Several students said they found the performance to be beneficial to their understanding.

“I felt like the performance by the theater department made what we learned in class come to life,” said Claire Wang, M1. “It definitely added the emotional aspect to the lecture and integrated what we would actually see in real life.”

“At the end of the day, medicine is still a human experience,” said Sabrina Lee, M1. “Something beautiful about the theater department is that it emphasizes the emotions and the complexities of illness and experiencing like a human.”

The collaboration did not only benefit the medical students — the student performers also stepped away with new knowledge from the exchange.

“It’s super important for areas of study to overlap, because they’re all interconnected in some way, shape, or form,” said Sarles.

“Analyzing the different levels of the doctor-patient relationship, how families go through things, and the science behind relationships is so important for our work because it really helps us find our way into the story based on the circumstances they’re given,” she added.

“I feel like these are two worlds that don’t ever really coincide,” said Vernengo. “It’s cool to be here and share our work with them.

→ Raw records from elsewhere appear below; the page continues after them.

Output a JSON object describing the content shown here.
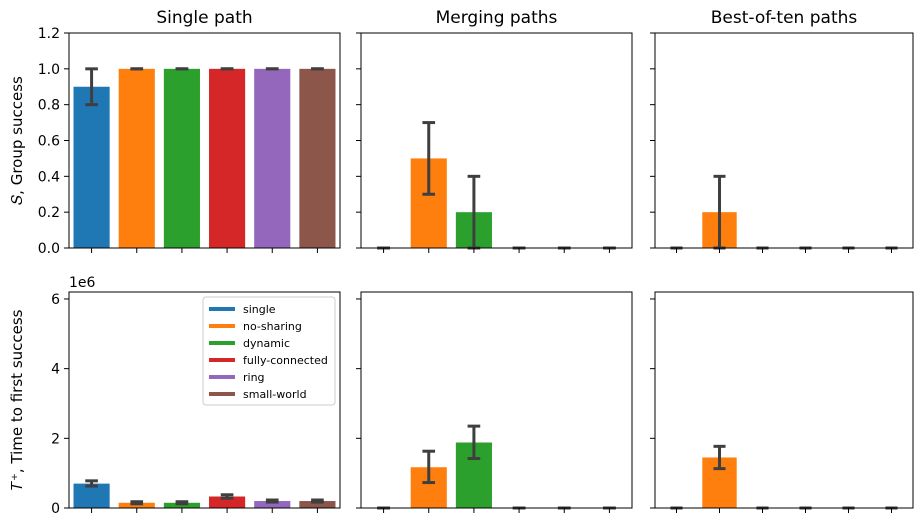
{
  "chart_data": {
    "type": "bar",
    "categories": [
      "single",
      "no-sharing",
      "dynamic",
      "fully-connected",
      "ring",
      "small-world"
    ],
    "colors": [
      "#1f77b4",
      "#ff7f0e",
      "#2ca02c",
      "#d62728",
      "#9467bd",
      "#8c564b"
    ],
    "columns": [
      "Single path",
      "Merging paths",
      "Best-of-ten paths"
    ],
    "rows": [
      {
        "ylabel": "𝑆, Group success",
        "ylim": [
          0,
          1.2
        ],
        "ticks": [
          {
            "v": 0.0,
            "label": "0.0"
          },
          {
            "v": 0.2,
            "label": "0.2"
          },
          {
            "v": 0.4,
            "label": "0.4"
          },
          {
            "v": 0.6,
            "label": "0.6"
          },
          {
            "v": 0.8,
            "label": "0.8"
          },
          {
            "v": 1.0,
            "label": "1.0"
          },
          {
            "v": 1.2,
            "label": "1.2"
          }
        ],
        "offset_label": ""
      },
      {
        "ylabel": "𝑇⁺, Time to first success",
        "ylim": [
          0,
          6.2
        ],
        "ticks": [
          {
            "v": 0,
            "label": "0"
          },
          {
            "v": 2,
            "label": "2"
          },
          {
            "v": 4,
            "label": "4"
          },
          {
            "v": 6,
            "label": "6"
          }
        ],
        "offset_label": "1e6"
      }
    ],
    "panels": [
      {
        "row": 0,
        "col": 0,
        "values": [
          0.9,
          1.0,
          1.0,
          1.0,
          1.0,
          1.0
        ],
        "err_low": [
          0.8,
          1.0,
          1.0,
          1.0,
          1.0,
          1.0
        ],
        "err_high": [
          1.0,
          1.0,
          1.0,
          1.0,
          1.0,
          1.0
        ]
      },
      {
        "row": 0,
        "col": 1,
        "values": [
          0.0,
          0.5,
          0.2,
          0.0,
          0.0,
          0.0
        ],
        "err_low": [
          0.0,
          0.3,
          0.0,
          0.0,
          0.0,
          0.0
        ],
        "err_high": [
          0.0,
          0.7,
          0.4,
          0.0,
          0.0,
          0.0
        ]
      },
      {
        "row": 0,
        "col": 2,
        "values": [
          0.0,
          0.2,
          0.0,
          0.0,
          0.0,
          0.0
        ],
        "err_low": [
          0.0,
          0.0,
          0.0,
          0.0,
          0.0,
          0.0
        ],
        "err_high": [
          0.0,
          0.4,
          0.0,
          0.0,
          0.0,
          0.0
        ]
      },
      {
        "row": 1,
        "col": 0,
        "values": [
          0.7,
          0.15,
          0.15,
          0.33,
          0.2,
          0.2
        ],
        "err_low": [
          0.63,
          0.12,
          0.12,
          0.28,
          0.17,
          0.17
        ],
        "err_high": [
          0.78,
          0.18,
          0.18,
          0.38,
          0.23,
          0.23
        ]
      },
      {
        "row": 1,
        "col": 1,
        "values": [
          0.0,
          1.17,
          1.88,
          0.0,
          0.0,
          0.0
        ],
        "err_low": [
          0.0,
          0.73,
          1.42,
          0.0,
          0.0,
          0.0
        ],
        "err_high": [
          0.0,
          1.63,
          2.35,
          0.0,
          0.0,
          0.0
        ]
      },
      {
        "row": 1,
        "col": 2,
        "values": [
          0.0,
          1.45,
          0.0,
          0.0,
          0.0,
          0.0
        ],
        "err_low": [
          0.0,
          1.13,
          0.0,
          0.0,
          0.0,
          0.0
        ],
        "err_high": [
          0.0,
          1.77,
          0.0,
          0.0,
          0.0,
          0.0
        ]
      }
    ],
    "legend": {
      "panel": {
        "row": 1,
        "col": 0
      },
      "placement": "top-right",
      "entries": [
        "single",
        "no-sharing",
        "dynamic",
        "fully-connected",
        "ring",
        "small-world"
      ]
    },
    "grid": false
  }
}
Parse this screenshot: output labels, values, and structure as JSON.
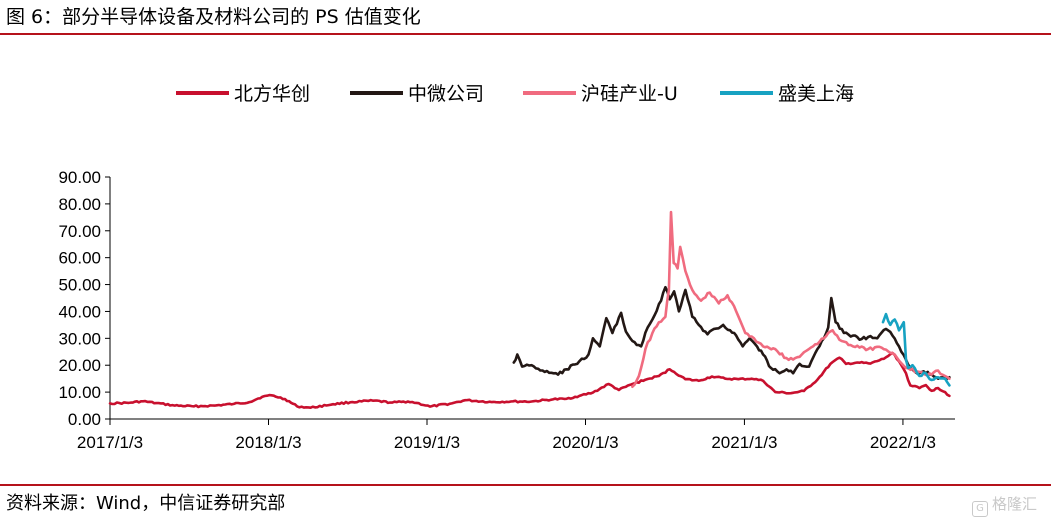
{
  "figure": {
    "title": "图 6：部分半导体设备及材料公司的 PS 估值变化",
    "source": "资料来源：Wind，中信证券研究部",
    "watermark": "格隆汇"
  },
  "colors": {
    "rule": "#b5121b",
    "北方华创": "#c8102e",
    "中微公司": "#231815",
    "沪硅产业-U": "#f06b7f",
    "盛美上海": "#17a2c2"
  },
  "chart_data": {
    "type": "line",
    "title": "",
    "xlabel": "",
    "ylabel": "",
    "ylim": [
      0,
      90
    ],
    "yticks": [
      "0.00",
      "10.00",
      "20.00",
      "30.00",
      "40.00",
      "50.00",
      "60.00",
      "70.00",
      "80.00",
      "90.00"
    ],
    "xlim": [
      "2017-01-03",
      "2022-04-20"
    ],
    "xticks": [
      {
        "date": "2017-01-03",
        "label": "2017/1/3"
      },
      {
        "date": "2018-01-03",
        "label": "2018/1/3"
      },
      {
        "date": "2019-01-03",
        "label": "2019/1/3"
      },
      {
        "date": "2020-01-03",
        "label": "2020/1/3"
      },
      {
        "date": "2021-01-03",
        "label": "2021/1/3"
      },
      {
        "date": "2022-01-03",
        "label": "2022/1/3"
      }
    ],
    "grid": false,
    "legend_position": "top",
    "series": [
      {
        "name": "北方华创",
        "color": "#c8102e",
        "points": [
          [
            "2017-01-03",
            5.8
          ],
          [
            "2017-02-15",
            6.0
          ],
          [
            "2017-03-20",
            6.6
          ],
          [
            "2017-04-20",
            5.9
          ],
          [
            "2017-06-01",
            5.0
          ],
          [
            "2017-07-15",
            4.7
          ],
          [
            "2017-09-01",
            5.0
          ],
          [
            "2017-10-15",
            5.6
          ],
          [
            "2017-11-20",
            6.3
          ],
          [
            "2017-12-20",
            8.3
          ],
          [
            "2018-01-10",
            8.8
          ],
          [
            "2018-02-10",
            7.4
          ],
          [
            "2018-03-10",
            4.7
          ],
          [
            "2018-04-10",
            4.2
          ],
          [
            "2018-06-01",
            5.5
          ],
          [
            "2018-07-15",
            6.3
          ],
          [
            "2018-09-01",
            6.8
          ],
          [
            "2018-10-15",
            6.1
          ],
          [
            "2018-11-20",
            6.5
          ],
          [
            "2018-12-10",
            6.0
          ],
          [
            "2019-01-10",
            4.6
          ],
          [
            "2019-03-01",
            5.8
          ],
          [
            "2019-04-01",
            7.0
          ],
          [
            "2019-06-01",
            6.3
          ],
          [
            "2019-07-15",
            6.5
          ],
          [
            "2019-09-01",
            6.5
          ],
          [
            "2019-10-20",
            7.3
          ],
          [
            "2019-11-20",
            7.5
          ],
          [
            "2019-12-20",
            8.6
          ],
          [
            "2020-01-20",
            9.8
          ],
          [
            "2020-02-25",
            13.0
          ],
          [
            "2020-03-20",
            10.8
          ],
          [
            "2020-04-20",
            13.0
          ],
          [
            "2020-05-20",
            14.6
          ],
          [
            "2020-06-20",
            16.0
          ],
          [
            "2020-07-15",
            18.5
          ],
          [
            "2020-07-25",
            17.5
          ],
          [
            "2020-08-20",
            14.8
          ],
          [
            "2020-09-20",
            14.2
          ],
          [
            "2020-10-20",
            15.8
          ],
          [
            "2020-11-20",
            15.0
          ],
          [
            "2020-12-20",
            14.8
          ],
          [
            "2021-01-20",
            15.0
          ],
          [
            "2021-02-15",
            14.2
          ],
          [
            "2021-03-15",
            10.0
          ],
          [
            "2021-04-20",
            9.6
          ],
          [
            "2021-05-20",
            10.4
          ],
          [
            "2021-06-20",
            14.6
          ],
          [
            "2021-07-20",
            20.5
          ],
          [
            "2021-08-10",
            22.8
          ],
          [
            "2021-08-25",
            20.5
          ],
          [
            "2021-09-20",
            21.0
          ],
          [
            "2021-10-20",
            20.6
          ],
          [
            "2021-11-20",
            22.4
          ],
          [
            "2021-12-10",
            24.6
          ],
          [
            "2021-12-25",
            21.5
          ],
          [
            "2022-01-10",
            17.0
          ],
          [
            "2022-01-20",
            12.5
          ],
          [
            "2022-02-10",
            11.5
          ],
          [
            "2022-02-25",
            12.6
          ],
          [
            "2022-03-10",
            10.5
          ],
          [
            "2022-03-25",
            11.5
          ],
          [
            "2022-04-10",
            10.0
          ],
          [
            "2022-04-20",
            8.6
          ]
        ]
      },
      {
        "name": "中微公司",
        "color": "#231815",
        "points": [
          [
            "2019-07-22",
            21.0
          ],
          [
            "2019-07-30",
            24.0
          ],
          [
            "2019-08-10",
            19.5
          ],
          [
            "2019-09-01",
            20.0
          ],
          [
            "2019-10-01",
            17.5
          ],
          [
            "2019-11-01",
            16.5
          ],
          [
            "2019-11-20",
            18.5
          ],
          [
            "2019-12-15",
            20.5
          ],
          [
            "2020-01-10",
            24.0
          ],
          [
            "2020-01-20",
            30.0
          ],
          [
            "2020-02-05",
            27.0
          ],
          [
            "2020-02-20",
            37.5
          ],
          [
            "2020-03-05",
            32.0
          ],
          [
            "2020-03-25",
            39.5
          ],
          [
            "2020-04-05",
            32.5
          ],
          [
            "2020-04-20",
            29.0
          ],
          [
            "2020-05-10",
            27.0
          ],
          [
            "2020-05-25",
            34.0
          ],
          [
            "2020-06-05",
            37.0
          ],
          [
            "2020-06-25",
            44.0
          ],
          [
            "2020-07-05",
            49.0
          ],
          [
            "2020-07-15",
            44.5
          ],
          [
            "2020-07-25",
            47.5
          ],
          [
            "2020-08-05",
            40.0
          ],
          [
            "2020-08-20",
            48.0
          ],
          [
            "2020-09-05",
            38.0
          ],
          [
            "2020-09-20",
            35.0
          ],
          [
            "2020-10-10",
            31.5
          ],
          [
            "2020-10-25",
            33.5
          ],
          [
            "2020-11-15",
            35.0
          ],
          [
            "2020-12-01",
            33.0
          ],
          [
            "2020-12-15",
            31.0
          ],
          [
            "2020-12-30",
            27.0
          ],
          [
            "2021-01-15",
            30.0
          ],
          [
            "2021-02-01",
            27.0
          ],
          [
            "2021-02-15",
            24.0
          ],
          [
            "2021-03-05",
            19.0
          ],
          [
            "2021-03-25",
            17.0
          ],
          [
            "2021-04-10",
            18.5
          ],
          [
            "2021-04-25",
            17.0
          ],
          [
            "2021-05-10",
            20.5
          ],
          [
            "2021-06-01",
            19.5
          ],
          [
            "2021-06-20",
            26.0
          ],
          [
            "2021-07-05",
            30.0
          ],
          [
            "2021-07-15",
            34.0
          ],
          [
            "2021-07-22",
            45.0
          ],
          [
            "2021-08-01",
            36.0
          ],
          [
            "2021-08-20",
            32.0
          ],
          [
            "2021-09-10",
            31.0
          ],
          [
            "2021-09-25",
            29.5
          ],
          [
            "2021-10-15",
            30.5
          ],
          [
            "2021-11-05",
            30.0
          ],
          [
            "2021-11-25",
            33.5
          ],
          [
            "2021-12-10",
            31.0
          ],
          [
            "2021-12-25",
            27.0
          ],
          [
            "2022-01-10",
            22.0
          ],
          [
            "2022-01-20",
            19.0
          ],
          [
            "2022-02-10",
            17.0
          ],
          [
            "2022-03-01",
            17.5
          ],
          [
            "2022-03-20",
            15.5
          ],
          [
            "2022-04-05",
            15.5
          ],
          [
            "2022-04-20",
            15.5
          ]
        ]
      },
      {
        "name": "沪硅产业-U",
        "color": "#f06b7f",
        "points": [
          [
            "2020-04-20",
            12.0
          ],
          [
            "2020-05-05",
            16.0
          ],
          [
            "2020-05-20",
            26.0
          ],
          [
            "2020-06-05",
            32.0
          ],
          [
            "2020-06-20",
            36.0
          ],
          [
            "2020-07-05",
            38.0
          ],
          [
            "2020-07-13",
            48.0
          ],
          [
            "2020-07-18",
            77.0
          ],
          [
            "2020-07-24",
            58.0
          ],
          [
            "2020-08-02",
            56.0
          ],
          [
            "2020-08-08",
            64.0
          ],
          [
            "2020-08-20",
            55.0
          ],
          [
            "2020-09-05",
            48.0
          ],
          [
            "2020-09-25",
            44.0
          ],
          [
            "2020-10-15",
            47.0
          ],
          [
            "2020-11-05",
            43.0
          ],
          [
            "2020-11-25",
            46.0
          ],
          [
            "2020-12-15",
            40.0
          ],
          [
            "2021-01-05",
            32.0
          ],
          [
            "2021-01-25",
            30.0
          ],
          [
            "2021-02-15",
            27.0
          ],
          [
            "2021-03-15",
            26.0
          ],
          [
            "2021-04-15",
            22.0
          ],
          [
            "2021-05-15",
            24.0
          ],
          [
            "2021-06-10",
            27.0
          ],
          [
            "2021-07-05",
            30.0
          ],
          [
            "2021-07-25",
            33.0
          ],
          [
            "2021-08-15",
            29.0
          ],
          [
            "2021-09-10",
            27.0
          ],
          [
            "2021-10-15",
            26.0
          ],
          [
            "2021-11-15",
            26.5
          ],
          [
            "2021-12-15",
            24.0
          ],
          [
            "2022-01-10",
            19.0
          ],
          [
            "2022-02-10",
            17.5
          ],
          [
            "2022-03-10",
            16.5
          ],
          [
            "2022-03-25",
            18.0
          ],
          [
            "2022-04-10",
            16.0
          ],
          [
            "2022-04-20",
            15.0
          ]
        ]
      },
      {
        "name": "盛美上海",
        "color": "#17a2c2",
        "points": [
          [
            "2021-11-18",
            36.0
          ],
          [
            "2021-11-25",
            39.0
          ],
          [
            "2021-12-05",
            35.0
          ],
          [
            "2021-12-15",
            37.0
          ],
          [
            "2021-12-25",
            33.0
          ],
          [
            "2022-01-05",
            36.0
          ],
          [
            "2022-01-10",
            22.0
          ],
          [
            "2022-01-15",
            19.0
          ],
          [
            "2022-01-25",
            20.0
          ],
          [
            "2022-02-10",
            16.0
          ],
          [
            "2022-02-25",
            17.0
          ],
          [
            "2022-03-10",
            14.5
          ],
          [
            "2022-03-25",
            15.5
          ],
          [
            "2022-04-10",
            15.0
          ],
          [
            "2022-04-20",
            12.5
          ]
        ]
      }
    ]
  }
}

My hope would be that it would make a world full of more empathetic doctors, doctors that see people for people and not just numbers on a chart…I hope they enjoyed it.”

Gram said that he enjoys cultivating the relationship between the departments and hopes they can “learn from each other.”

“Stories help us understand humanity,” said Gram. “And we continue to pass stories down because it helps us make sense of the world, or at least helps challenge us to think about the world in a different way.”